A chicken coup: Group seeks to protect rare breeds

ByABC News
April 24, 2009, 10:31 PM

FRESNO, Calif. -- At about the time Foghorn Leghorn appeared on the Looney Toons drawing board in 1946, he began disappearing from America's dinner tables.

Now the bird on which the rooster cartoon character was modeled is among 66 types of old-fashioned chickens the North Carolina-based American Livestock Breeds Conservancy is trying to save from extinction as factory-raised cross varieties command 90% of the market.

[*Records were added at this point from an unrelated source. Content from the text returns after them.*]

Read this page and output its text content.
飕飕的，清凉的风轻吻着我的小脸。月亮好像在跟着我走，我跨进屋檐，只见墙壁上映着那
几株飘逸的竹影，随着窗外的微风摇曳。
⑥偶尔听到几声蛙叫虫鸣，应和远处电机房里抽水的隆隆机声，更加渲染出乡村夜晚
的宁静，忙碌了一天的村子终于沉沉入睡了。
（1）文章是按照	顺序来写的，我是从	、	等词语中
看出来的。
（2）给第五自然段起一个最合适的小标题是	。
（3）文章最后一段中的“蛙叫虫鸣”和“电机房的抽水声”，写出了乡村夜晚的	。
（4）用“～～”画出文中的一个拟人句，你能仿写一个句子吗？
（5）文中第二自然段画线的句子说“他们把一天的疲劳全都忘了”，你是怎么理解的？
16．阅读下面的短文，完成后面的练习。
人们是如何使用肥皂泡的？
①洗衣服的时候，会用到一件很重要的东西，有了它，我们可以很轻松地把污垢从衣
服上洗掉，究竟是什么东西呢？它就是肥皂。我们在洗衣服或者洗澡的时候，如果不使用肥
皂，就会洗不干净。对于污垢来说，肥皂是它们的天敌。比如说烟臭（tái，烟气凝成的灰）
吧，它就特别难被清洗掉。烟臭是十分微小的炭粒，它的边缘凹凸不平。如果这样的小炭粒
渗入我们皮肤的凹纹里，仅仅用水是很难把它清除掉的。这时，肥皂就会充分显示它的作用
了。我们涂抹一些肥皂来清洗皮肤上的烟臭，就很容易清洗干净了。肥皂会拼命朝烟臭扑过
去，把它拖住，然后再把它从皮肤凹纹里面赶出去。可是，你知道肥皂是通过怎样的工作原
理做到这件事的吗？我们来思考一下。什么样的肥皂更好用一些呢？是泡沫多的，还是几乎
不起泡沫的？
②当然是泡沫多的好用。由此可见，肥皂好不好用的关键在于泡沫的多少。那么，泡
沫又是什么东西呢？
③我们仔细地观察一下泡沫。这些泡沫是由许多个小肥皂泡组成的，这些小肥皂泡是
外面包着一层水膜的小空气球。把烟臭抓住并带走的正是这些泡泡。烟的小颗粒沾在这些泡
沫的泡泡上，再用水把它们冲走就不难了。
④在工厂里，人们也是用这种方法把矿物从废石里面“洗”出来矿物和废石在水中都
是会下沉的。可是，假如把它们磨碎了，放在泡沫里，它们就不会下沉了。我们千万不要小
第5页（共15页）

"When we can identify something in danger, we need to protect it," says Barbara Bowman of Sonoma County, an original board member of Slow Food USA who has a dozen of the last 510 Delaware breeding stock chickens in existence. "The old breeds provide really sturdy genetics that we have to guard."

Since the arrival of industrialized agriculture, more than 95% of vegetables that had been grown in the world have disappeared, according to the Center for Urban Education about Sustainable Agriculture.

America's purebred chickens began a similar decline after World War II, when poultry producers, seeking to hold onto the market gained during wartime beef shortages, participated in the national "Chicken of Tomorrow" contest. The goal: a broad-breasted variety that could be mass produced quickly on minimal feed. A Cornish-Plymouth Rock cross dominates today.

Now the Pittsboro, N.C.-based Conservancy hopes to do with chickens what seed banks have done for heirloom vegetables.

"All of the other breeds lost their jobs because they couldn't grow as fast," said Marjorie Bender, the Conservancy's technical program director. "The marketplace only cared about how fast it grew and how big it got."

Unlike chicken bought by the bucketful, certified heritage chickens like the Leghorn must breed naturally, be able to live and forage outdoors, meet certain breed standards and not be genetically modified to grow with abnormally large breasts. If a human baby grew as quickly as a five-week factory fryer, he would weigh 349 pounds by age 2, a University of Arkansas study found.

The group hopes that its "heritage" seal of approval will alert consumers that the chicken or eggs come from birds with unique flavors and characteristics, the way organic labels indicate an absence of pesticides.